Quand on est limité, la brutalité est l’option par défaut
« Donnez-moi de l’eau » est plus facile à construire que « pourrais-je avoir un peu d’eau, s’il vous plaît ». C’est donc ce qui sort, et cela tombe bien plus sec que voulu. C’est la raison numéro un pour laquelle les apprenants passent pour impolis, et cela n’a rien à voir avec leur attitude.
Apprenez les adoucisseurs avant le vocabulaire
Chaque langue possède une poignée de mots qui changent une exigence en demande : s’il vous plaît, pardon, excusez-moi, pourrais, serait-il possible, peut-être, un peu. Ils sont courts et font un travail énorme. Apprenez une fois le cadre poli — pourrais-je / serait-il possible / je voudrais — puis glissez-y n’importe quel nom.

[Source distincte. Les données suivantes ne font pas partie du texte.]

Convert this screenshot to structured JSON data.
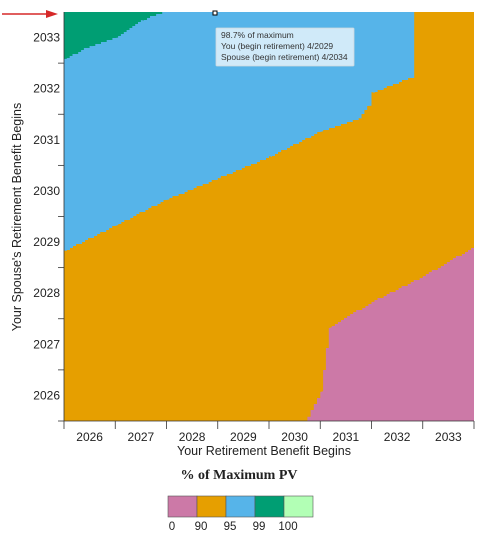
{
  "chart_data": {
    "type": "heatmap",
    "xlabel": "Your Retirement Benefit Begins",
    "ylabel": "Your Spouse's Retirement Benefit Begins",
    "x_ticks": [
      "2026",
      "2027",
      "2028",
      "2029",
      "2030",
      "2031",
      "2032",
      "2033"
    ],
    "y_ticks": [
      "2026",
      "2027",
      "2028",
      "2029",
      "2030",
      "2031",
      "2032",
      "2033"
    ],
    "xlim": [
      "2026-01",
      "2033-12"
    ],
    "ylim": [
      "2026-01",
      "2033-12"
    ],
    "regions": [
      {
        "range": "0-90",
        "color": "#cc79a7",
        "boundary_top": [
          [
            "2030-09",
            "2026-01"
          ],
          [
            "2031-00",
            "2026-07"
          ],
          [
            "2031-02",
            "2027-10"
          ],
          [
            "2032-00",
            "2028-04"
          ],
          [
            "2033-00",
            "2028-10"
          ],
          [
            "2033-12",
            "2029-05"
          ]
        ]
      },
      {
        "range": "90-95",
        "color": "#e69f00",
        "boundary_top": [
          [
            "2026-00",
            "2029-04"
          ],
          [
            "2027-00",
            "2029-10"
          ],
          [
            "2028-00",
            "2030-04"
          ],
          [
            "2029-00",
            "2030-09"
          ],
          [
            "2030-00",
            "2031-02"
          ],
          [
            "2031-00",
            "2031-08"
          ],
          [
            "2031-09",
            "2031-11"
          ],
          [
            "2031-11",
            "2032-02"
          ],
          [
            "2032-00",
            "2032-05"
          ],
          [
            "2032-10",
            "2032-09"
          ],
          [
            "2032-10",
            "2033-12"
          ]
        ]
      },
      {
        "range": "95-99",
        "color": "#56b4e9"
      },
      {
        "range": "99-100",
        "color": "#009e73",
        "boundary_bottom": [
          [
            "2026-00",
            "2033-01"
          ],
          [
            "2026-06",
            "2033-04"
          ],
          [
            "2027-00",
            "2033-06"
          ],
          [
            "2027-06",
            "2033-10"
          ],
          [
            "2027-11",
            "2033-12"
          ]
        ]
      }
    ],
    "tooltip": {
      "line1": "98.7% of maximum",
      "line2": "You (begin retirement) 4/2029",
      "line3": "Spouse (begin retirement) 4/2034"
    },
    "legend": {
      "title": "% of Maximum PV",
      "labels": [
        "0",
        "90",
        "95",
        "99",
        "100"
      ],
      "colors": [
        "#cc79a7",
        "#e69f00",
        "#56b4e9",
        "#009e73",
        "#b2ffb5"
      ],
      "placement": "bottom"
    },
    "annotation_arrow_color": "#d62828"
  }
}
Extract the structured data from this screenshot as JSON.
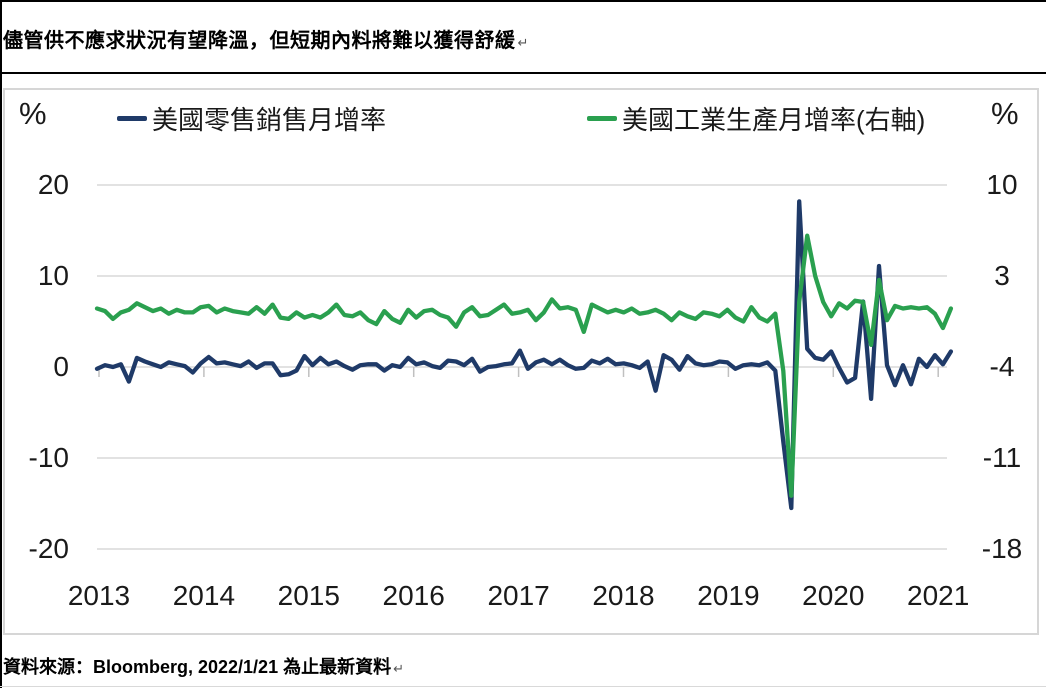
{
  "page": {
    "title": "儘管供不應求狀況有望降溫，但短期內料將難以獲得舒緩",
    "title_mark": "↵",
    "source": "資料來源：Bloomberg, 2022/1/21 為止最新資料",
    "source_mark": "↵"
  },
  "chart_data": {
    "type": "line",
    "x_start": "2013-01",
    "x_end": "2021-12",
    "x_ticks": [
      "2013",
      "2014",
      "2015",
      "2016",
      "2017",
      "2018",
      "2019",
      "2020",
      "2021"
    ],
    "grid": true,
    "legend_position": "top",
    "left_axis": {
      "label": "%",
      "ticks": [
        20,
        10,
        0,
        -10,
        -20
      ]
    },
    "right_axis": {
      "label": "%",
      "ticks": [
        10,
        3,
        -4,
        -11,
        -18
      ]
    },
    "colors": {
      "gridline": "#d9d9d9",
      "axis_tick": "#c0c0c0",
      "border": "#d6d6d6"
    },
    "series": [
      {
        "name": "美國零售銷售月增率",
        "axis": "left",
        "color": "#1f3a68",
        "values": [
          -0.2,
          0.2,
          0.0,
          0.3,
          -1.6,
          1.0,
          0.6,
          0.3,
          0.0,
          0.5,
          0.3,
          0.1,
          -0.6,
          0.4,
          1.1,
          0.4,
          0.5,
          0.3,
          0.1,
          0.6,
          -0.1,
          0.4,
          0.4,
          -0.9,
          -0.8,
          -0.4,
          1.2,
          0.2,
          1.0,
          0.3,
          0.6,
          0.1,
          -0.3,
          0.2,
          0.3,
          0.3,
          -0.4,
          0.2,
          0.0,
          1.0,
          0.3,
          0.5,
          0.1,
          -0.1,
          0.7,
          0.6,
          0.2,
          0.9,
          -0.5,
          0.0,
          0.1,
          0.3,
          0.4,
          1.8,
          -0.2,
          0.5,
          0.8,
          0.3,
          0.8,
          0.2,
          -0.2,
          -0.1,
          0.7,
          0.4,
          0.9,
          0.3,
          0.4,
          0.2,
          -0.1,
          0.6,
          -2.6,
          1.3,
          0.8,
          -0.3,
          1.2,
          0.4,
          0.2,
          0.3,
          0.6,
          0.5,
          -0.2,
          0.2,
          0.3,
          0.2,
          0.5,
          -0.4,
          -8.2,
          -15.5,
          18.2,
          2.0,
          1.0,
          0.8,
          1.7,
          -0.1,
          -1.7,
          -1.2,
          7.2,
          -3.5,
          11.1,
          0.2,
          -2.0,
          0.2,
          -1.9,
          0.9,
          0.0,
          1.3,
          0.3,
          1.7
        ]
      },
      {
        "name": "美國工業生產月增率(右軸)",
        "axis": "right",
        "color": "#2aa04f",
        "values": [
          0.5,
          0.3,
          -0.3,
          0.2,
          0.4,
          0.9,
          0.6,
          0.3,
          0.5,
          0.1,
          0.4,
          0.2,
          0.2,
          0.6,
          0.7,
          0.2,
          0.5,
          0.3,
          0.2,
          0.1,
          0.6,
          0.1,
          0.8,
          -0.2,
          -0.3,
          0.2,
          -0.2,
          0.0,
          -0.2,
          0.2,
          0.8,
          0.0,
          -0.1,
          0.2,
          -0.4,
          -0.7,
          0.3,
          -0.3,
          -0.6,
          0.4,
          -0.2,
          0.3,
          0.4,
          0.0,
          -0.2,
          -0.9,
          0.2,
          0.6,
          -0.1,
          0.0,
          0.4,
          0.8,
          0.1,
          0.2,
          0.4,
          -0.4,
          0.2,
          1.2,
          0.5,
          0.6,
          0.4,
          -1.3,
          0.8,
          0.5,
          0.2,
          0.4,
          0.2,
          0.5,
          0.1,
          0.2,
          0.4,
          0.1,
          -0.4,
          0.2,
          -0.1,
          -0.3,
          0.2,
          0.1,
          -0.1,
          0.4,
          -0.2,
          -0.5,
          0.6,
          -0.2,
          -0.5,
          0.1,
          -4.3,
          -13.9,
          1.0,
          6.1,
          3.0,
          1.0,
          -0.1,
          0.9,
          0.5,
          1.1,
          1.0,
          -2.3,
          2.7,
          -0.4,
          0.7,
          0.5,
          0.6,
          0.5,
          0.6,
          0.1,
          -1.0,
          0.5
        ]
      }
    ]
  }
}
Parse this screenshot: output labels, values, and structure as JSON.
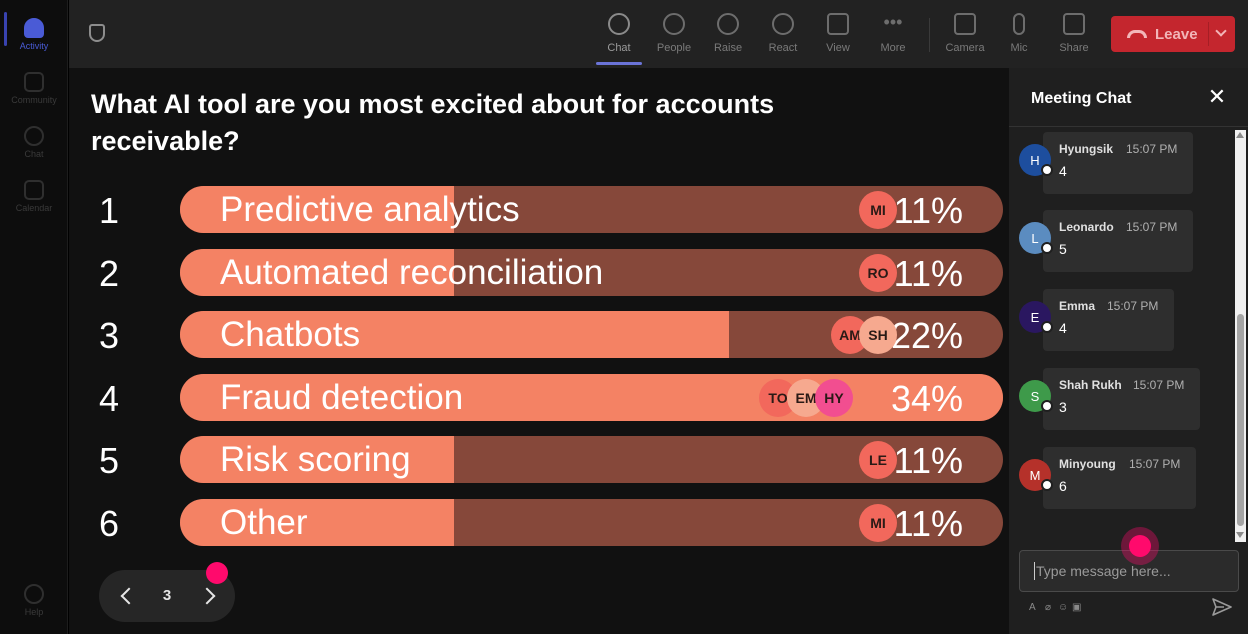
{
  "rail": {
    "items": [
      {
        "label": "Activity",
        "icon": "bell-icon",
        "active": true
      },
      {
        "label": "Community",
        "icon": "community-icon",
        "active": false
      },
      {
        "label": "Chat",
        "icon": "chat-icon",
        "active": false
      },
      {
        "label": "Calendar",
        "icon": "calendar-icon",
        "active": false
      }
    ],
    "help_label": "Help"
  },
  "toolbar": {
    "buttons": [
      {
        "label": "Chat",
        "icon": "chat-icon",
        "active": true
      },
      {
        "label": "People",
        "icon": "people-icon"
      },
      {
        "label": "Raise",
        "icon": "hand-icon"
      },
      {
        "label": "React",
        "icon": "emoji-icon"
      },
      {
        "label": "View",
        "icon": "grid-icon"
      },
      {
        "label": "More",
        "icon": "more-icon"
      },
      {
        "label": "Camera",
        "icon": "camera-off-icon"
      },
      {
        "label": "Mic",
        "icon": "mic-icon"
      },
      {
        "label": "Share",
        "icon": "share-icon"
      }
    ],
    "leave_label": "Leave",
    "leave_color": "#c4262e"
  },
  "poll": {
    "question": "What AI tool are you most excited about for accounts receivable?",
    "bar_fill_color": "#f48264",
    "bar_track_color": "#86483a",
    "options": [
      {
        "num": "1",
        "label": "Predictive analytics",
        "pct": "11%",
        "fraction": 0.333,
        "avatars": [
          {
            "initials": "MI",
            "color": "#f2685c"
          }
        ]
      },
      {
        "num": "2",
        "label": "Automated reconciliation",
        "pct": "11%",
        "fraction": 0.333,
        "avatars": [
          {
            "initials": "RO",
            "color": "#f2685c"
          }
        ]
      },
      {
        "num": "3",
        "label": "Chatbots",
        "pct": "22%",
        "fraction": 0.667,
        "avatars": [
          {
            "initials": "SH",
            "color": "#f6a98f"
          },
          {
            "initials": "AM",
            "color": "#f2685c"
          }
        ]
      },
      {
        "num": "4",
        "label": "Fraud detection",
        "pct": "34%",
        "fraction": 1.0,
        "avatars": [
          {
            "initials": "HY",
            "color": "#f24e90"
          },
          {
            "initials": "EM",
            "color": "#f6a98f"
          },
          {
            "initials": "TO",
            "color": "#f2685c"
          }
        ]
      },
      {
        "num": "5",
        "label": "Risk scoring",
        "pct": "11%",
        "fraction": 0.333,
        "avatars": [
          {
            "initials": "LE",
            "color": "#f2685c"
          }
        ]
      },
      {
        "num": "6",
        "label": "Other",
        "pct": "11%",
        "fraction": 0.333,
        "avatars": [
          {
            "initials": "MI",
            "color": "#f2685c"
          }
        ]
      }
    ],
    "page": "3"
  },
  "chat": {
    "title": "Meeting Chat",
    "messages": [
      {
        "initial": "H",
        "name": "Hyungsik",
        "time": "15:07 PM",
        "text": "4",
        "avatar_color": "#1d4e9e"
      },
      {
        "initial": "L",
        "name": "Leonardo",
        "time": "15:07 PM",
        "text": "5",
        "avatar_color": "#5b8cc0"
      },
      {
        "initial": "E",
        "name": "Emma",
        "time": "15:07 PM",
        "text": "4",
        "avatar_color": "#2a1760"
      },
      {
        "initial": "S",
        "name": "Shah Rukh",
        "time": "15:07 PM",
        "text": "3",
        "avatar_color": "#3e9a4a"
      },
      {
        "initial": "M",
        "name": "Minyoung",
        "time": "15:07 PM",
        "text": "6",
        "avatar_color": "#b5312a"
      }
    ],
    "input_placeholder": "Type message here..."
  }
}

Une structure couvre cent situations.
La politesse n’est pas répartie comme vous l’imaginez
Certaines langues la mettent dans les terminaisons, d’autres dans un pronom formel, d’autres dans le degré d’indirection ; certaines emploient à peine « s’il vous plaît » et trouveraient votre version guindée. Copiez ce que font les gens autour de vous plutôt que de traduire vos habitudes. L’excès de formalité est aussi une faute, et plus difficile à repérer.
Dans le doute, ajoutez une raison
Dans toutes les langues, une demande accompagnée d’une raison passe pour bien plus polie que la même demande seule. Pardon, je suis en retard, pouvez-vous m’aider — la raison fait l’essentiel de l’adoucissement. Et c’est facile à dire maladroitement. Une raison bancale fonctionne encore ; une raison absente, non.
Nul besoin de grammaire avancée pour être courtois. Six adoucisseurs et un cadre poli, employés tôt, feront passer votre langue limitée pour chaleureuse plutôt que sèche.